What Matters When Building An Open-Source Data Startup?
Community, flexibility, speed of development and customization are the most important factors that determine the success of data startups built as OSS. Product market fit in the traditional sense is surprisingly not the most important challenge of data startups built on OSS. That’s because data products built as OSS are often based on already available and successful commercial products, which already have product market fit. Open-source companies get the advantage of observing how a closed-source system works, from their pricing, go-to-market, and strength and weaknesses to their product documentation, which is often modeled one-for-one from existing products.
On the other hand, there are other difficult challenges, too. First, it’s not easy to just pick any closed-source software and create an open-source alternative of it and launch a startup. Not all products can or will succeed as open-source. Second, you’ll still need to figure out how to pick an appropriate go-to-market, business model and pricing scheme that works well for the target market. And third, building community and trust is difficult with open-source data products. Customers may not choose a project that does not have sufficient or fast-growing community support. Community is probably the hardest thing about doing an open-source data startup but also the most important one.
Products That Have Or Would Have Worked Well As Open-Source
While there is no exact formula, here are some examples of products that have worked or would work well as OSS. These are typically products that:
• Query your data warehouse (business intelligence tools, data cataloging, data observability)
• Require a very high level of engineering customization
• Are a building block for other products (authentication, security)

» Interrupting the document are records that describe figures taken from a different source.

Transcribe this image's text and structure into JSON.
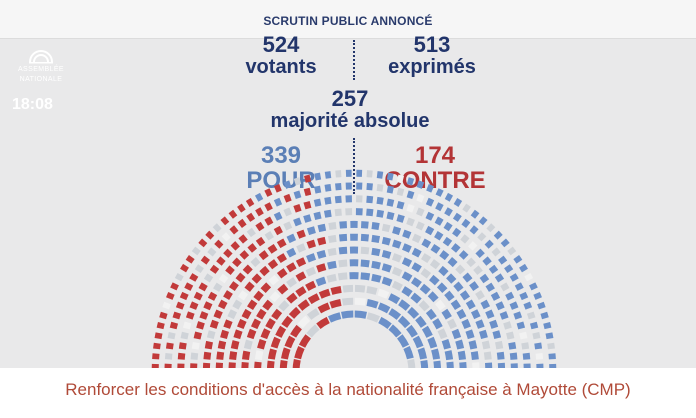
{
  "header": {
    "title": "SCRUTIN PUBLIC ANNONCÉ"
  },
  "logo": {
    "line1": "ASSEMBLÉE",
    "line2": "NATIONALE"
  },
  "clock": "18:08",
  "stats": {
    "votants": {
      "value": "524",
      "label": "votants"
    },
    "exprimes": {
      "value": "513",
      "label": "exprimés"
    },
    "majorite": {
      "value": "257",
      "label": "majorité absolue"
    },
    "pour": {
      "value": "339",
      "label": "POUR"
    },
    "contre": {
      "value": "174",
      "label": "CONTRE"
    }
  },
  "colors": {
    "pour": "#6b90c9",
    "contre": "#c23a3a",
    "abstention": "#f2f2f2",
    "absent": "#cfd3d8"
  },
  "caption": "Renforcer les conditions d'accès à la nationalité française à Mayotte (CMP)"
}
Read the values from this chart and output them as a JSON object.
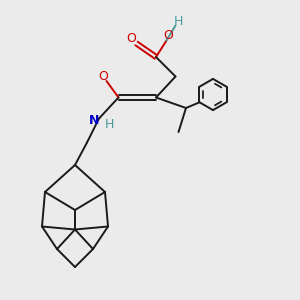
{
  "background_color": "#ebebeb",
  "bond_color": "#1a1a1a",
  "oxygen_color": "#cc0000",
  "nitrogen_color": "#0000cc",
  "hydrogen_color": "#4a9a9a",
  "figsize": [
    3.0,
    3.0
  ],
  "dpi": 100,
  "xlim": [
    0,
    10
  ],
  "ylim": [
    0,
    10
  ]
}
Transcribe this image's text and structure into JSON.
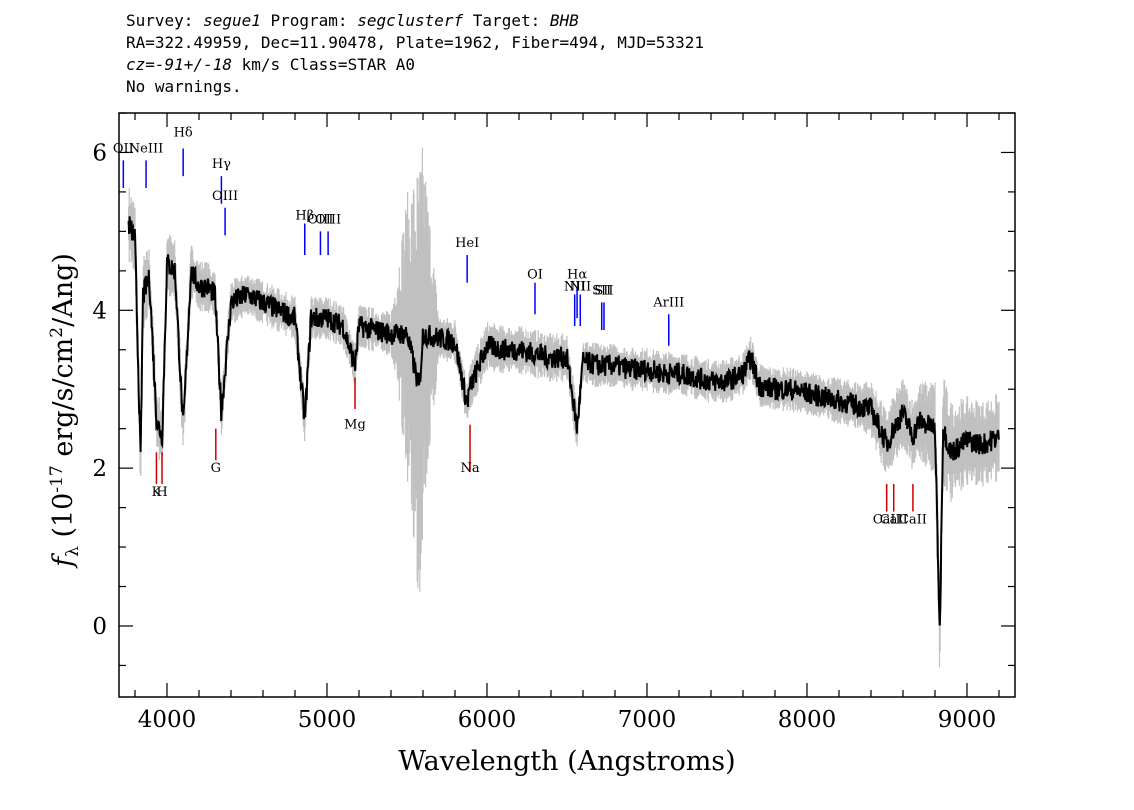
{
  "header": {
    "line1": {
      "survey_label": "Survey: ",
      "survey": "segue1",
      "program_label": " Program: ",
      "program": "segclusterf",
      "target_label": " Target: ",
      "target": "BHB"
    },
    "line2": "RA=322.49959, Dec=11.90478, Plate=1962, Fiber=494, MJD=53321",
    "line3": {
      "cz": "cz=-91+/-18",
      "rest": " km/s Class=STAR A0"
    },
    "line4": "No warnings."
  },
  "colors": {
    "flux": "#000000",
    "error": "#c0c0c0",
    "emission": "#0000ff",
    "absorption": "#cc0000"
  },
  "chart_data": {
    "type": "line",
    "xlabel": "Wavelength (Angstroms)",
    "ylabel": "f_λ (10^-17 erg/s/cm^2/Ang)",
    "xlim": [
      3700,
      9300
    ],
    "ylim": [
      -0.9,
      6.5
    ],
    "xticks": [
      4000,
      5000,
      6000,
      7000,
      8000,
      9000
    ],
    "yticks": [
      0,
      2,
      4,
      6
    ],
    "series": [
      {
        "x": [
          3760,
          3800,
          3835,
          3850,
          3890,
          3935,
          3970,
          4000,
          4050,
          4101,
          4150,
          4200,
          4250,
          4300,
          4340,
          4400,
          4500,
          4600,
          4700,
          4800,
          4861,
          4900,
          5000,
          5100,
          5175,
          5200,
          5300,
          5400,
          5500,
          5577,
          5600,
          5700,
          5800,
          5876,
          5890,
          6000,
          6100,
          6200,
          6300,
          6400,
          6500,
          6563,
          6600,
          6700,
          6800,
          6900,
          7000,
          7100,
          7200,
          7300,
          7400,
          7500,
          7600,
          7650,
          7700,
          7800,
          7900,
          8000,
          8100,
          8200,
          8300,
          8400,
          8500,
          8542,
          8600,
          8662,
          8700,
          8800,
          8830,
          8850,
          8900,
          9000,
          9100,
          9200
        ],
        "y": [
          5.1,
          4.9,
          2.1,
          4.2,
          4.4,
          2.6,
          2.4,
          4.6,
          4.5,
          2.5,
          4.5,
          4.3,
          4.3,
          4.2,
          2.7,
          4.1,
          4.2,
          4.1,
          4.0,
          3.9,
          2.6,
          3.9,
          3.9,
          3.8,
          3.3,
          3.8,
          3.75,
          3.7,
          3.7,
          3.0,
          3.7,
          3.65,
          3.6,
          2.8,
          3.0,
          3.55,
          3.5,
          3.5,
          3.45,
          3.4,
          3.4,
          2.5,
          3.35,
          3.3,
          3.3,
          3.25,
          3.25,
          3.2,
          3.2,
          3.15,
          3.1,
          3.1,
          3.2,
          3.4,
          3.05,
          3.0,
          3.0,
          2.95,
          2.9,
          2.85,
          2.8,
          2.75,
          2.3,
          2.5,
          2.7,
          2.4,
          2.6,
          2.5,
          -0.1,
          2.5,
          2.2,
          2.35,
          2.3,
          2.4
        ]
      },
      {
        "x": [
          3760,
          3850,
          3890,
          4000,
          4150,
          4400,
          4600,
          4800,
          5000,
          5200,
          5400,
          5577,
          5700,
          5900,
          6100,
          6300,
          6500,
          6700,
          6900,
          7100,
          7300,
          7500,
          7700,
          7900,
          8100,
          8300,
          8500,
          8700,
          8850,
          9000,
          9200
        ],
        "y": [
          0.35,
          0.35,
          0.3,
          0.3,
          0.25,
          0.2,
          0.2,
          0.2,
          0.2,
          0.2,
          0.2,
          2.1,
          0.2,
          0.22,
          0.22,
          0.22,
          0.22,
          0.2,
          0.2,
          0.2,
          0.2,
          0.2,
          0.2,
          0.2,
          0.2,
          0.22,
          0.3,
          0.35,
          0.5,
          0.4,
          0.4
        ]
      }
    ],
    "emission_lines": [
      {
        "label": "OII",
        "x": 3727,
        "y0": 5.55,
        "y1": 5.9,
        "label_y": 6.0
      },
      {
        "label": "NeIII",
        "x": 3869,
        "y0": 5.55,
        "y1": 5.9,
        "label_y": 6.0
      },
      {
        "label": "Hδ",
        "x": 4101,
        "y0": 5.7,
        "y1": 6.05,
        "label_y": 6.2
      },
      {
        "label": "Hγ",
        "x": 4340,
        "y0": 5.35,
        "y1": 5.7,
        "label_y": 5.8
      },
      {
        "label": "OIII",
        "x": 4363,
        "y0": 4.95,
        "y1": 5.3,
        "label_y": 5.4
      },
      {
        "label": "Hβ",
        "x": 4861,
        "y0": 4.7,
        "y1": 5.1,
        "label_y": 5.15
      },
      {
        "label": "OIII",
        "x": 4959,
        "y0": 4.7,
        "y1": 5.0,
        "label_y": 5.1
      },
      {
        "label": "OIII",
        "x": 5007,
        "y0": 4.7,
        "y1": 5.0,
        "label_y": 5.1
      },
      {
        "label": "HeI",
        "x": 5876,
        "y0": 4.35,
        "y1": 4.7,
        "label_y": 4.8
      },
      {
        "label": "OI",
        "x": 6300,
        "y0": 3.95,
        "y1": 4.35,
        "label_y": 4.4
      },
      {
        "label": "NII",
        "x": 6548,
        "y0": 3.8,
        "y1": 4.2,
        "label_y": 4.25
      },
      {
        "label": "Hα",
        "x": 6563,
        "y0": 3.9,
        "y1": 4.3,
        "label_y": 4.4
      },
      {
        "label": "NII",
        "x": 6583,
        "y0": 3.8,
        "y1": 4.2,
        "label_y": 4.25
      },
      {
        "label": "SII",
        "x": 6717,
        "y0": 3.75,
        "y1": 4.1,
        "label_y": 4.2
      },
      {
        "label": "SII",
        "x": 6731,
        "y0": 3.75,
        "y1": 4.1,
        "label_y": 4.2
      },
      {
        "label": "ArIII",
        "x": 7136,
        "y0": 3.55,
        "y1": 3.95,
        "label_y": 4.05
      }
    ],
    "absorption_lines": [
      {
        "label": "K",
        "x": 3934,
        "y0": 1.8,
        "y1": 2.2,
        "label_y": 1.65
      },
      {
        "label": "H",
        "x": 3969,
        "y0": 1.8,
        "y1": 2.2,
        "label_y": 1.65
      },
      {
        "label": "G",
        "x": 4305,
        "y0": 2.1,
        "y1": 2.5,
        "label_y": 1.95
      },
      {
        "label": "Mg",
        "x": 5175,
        "y0": 2.75,
        "y1": 3.15,
        "label_y": 2.5
      },
      {
        "label": "Na",
        "x": 5894,
        "y0": 1.95,
        "y1": 2.55,
        "label_y": 1.95
      },
      {
        "label": "CaII",
        "x": 8498,
        "y0": 1.45,
        "y1": 1.8,
        "label_y": 1.3
      },
      {
        "label": "CaII",
        "x": 8542,
        "y0": 1.45,
        "y1": 1.8,
        "label_y": 1.3
      },
      {
        "label": "CaII",
        "x": 8662,
        "y0": 1.45,
        "y1": 1.8,
        "label_y": 1.3
      }
    ],
    "grid": false,
    "legend": "none"
  }
}
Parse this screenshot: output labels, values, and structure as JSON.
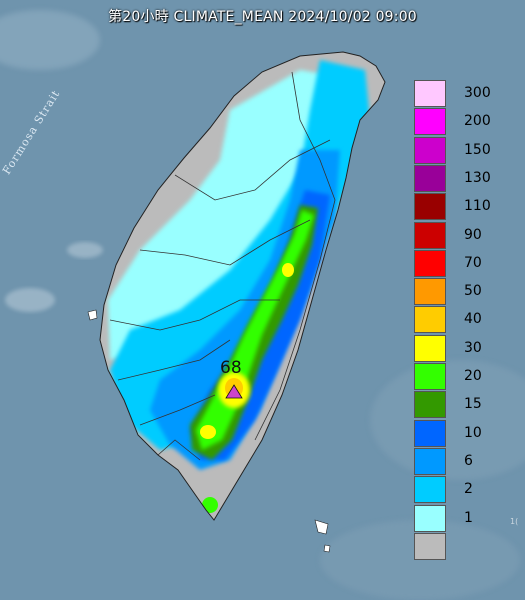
{
  "title": "第20小時  CLIMATE_MEAN 2024/10/02 09:00",
  "map_label": "Formosa Strait",
  "peak": {
    "value": "68",
    "marker": "triangle-marker",
    "marker_color": "#cc44cc"
  },
  "legend": [
    {
      "label": "300",
      "color": "#ffc8ff"
    },
    {
      "label": "200",
      "color": "#ff00ff"
    },
    {
      "label": "150",
      "color": "#cc00cc"
    },
    {
      "label": "130",
      "color": "#990099"
    },
    {
      "label": "110",
      "color": "#990000"
    },
    {
      "label": "90",
      "color": "#cc0000"
    },
    {
      "label": "70",
      "color": "#ff0000"
    },
    {
      "label": "50",
      "color": "#ff9900"
    },
    {
      "label": "40",
      "color": "#ffcc00"
    },
    {
      "label": "30",
      "color": "#ffff00"
    },
    {
      "label": "20",
      "color": "#33ff00"
    },
    {
      "label": "15",
      "color": "#339900"
    },
    {
      "label": "10",
      "color": "#0066ff"
    },
    {
      "label": "6",
      "color": "#0099ff"
    },
    {
      "label": "2",
      "color": "#00ccff"
    },
    {
      "label": "1",
      "color": "#99ffff"
    },
    {
      "label": "",
      "color": "#bbbbbb"
    }
  ],
  "edge_mark": "1("
}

• Extract insights from their data (machine learning, product analytics)
• Help you build custom applications based on your company’s data (internal tools builders, data automation tools)
• Capture or stream data logs (customer data platforms, event streaming)
• Enhance team collaboration (Figma, Jira, Google Sheets)
There is a huge opportunity in recognizing closed-source products that are working well and are hugely successful and building an open-source alternative to them. We’ll likely see more companies commercializing open-source software for data products due to increasing market demand and the intrinsic benefits of open-sourced data products.
Over the next few years, we’ll likely see the emergence of a standard modern “data stack” — or a set of core tools that aid in data-related work, where each underlying component is based on OSS. This future of data products based on OSS is incredibly bright, filled with incredible opportunities for entrepreneurs and just around the corner.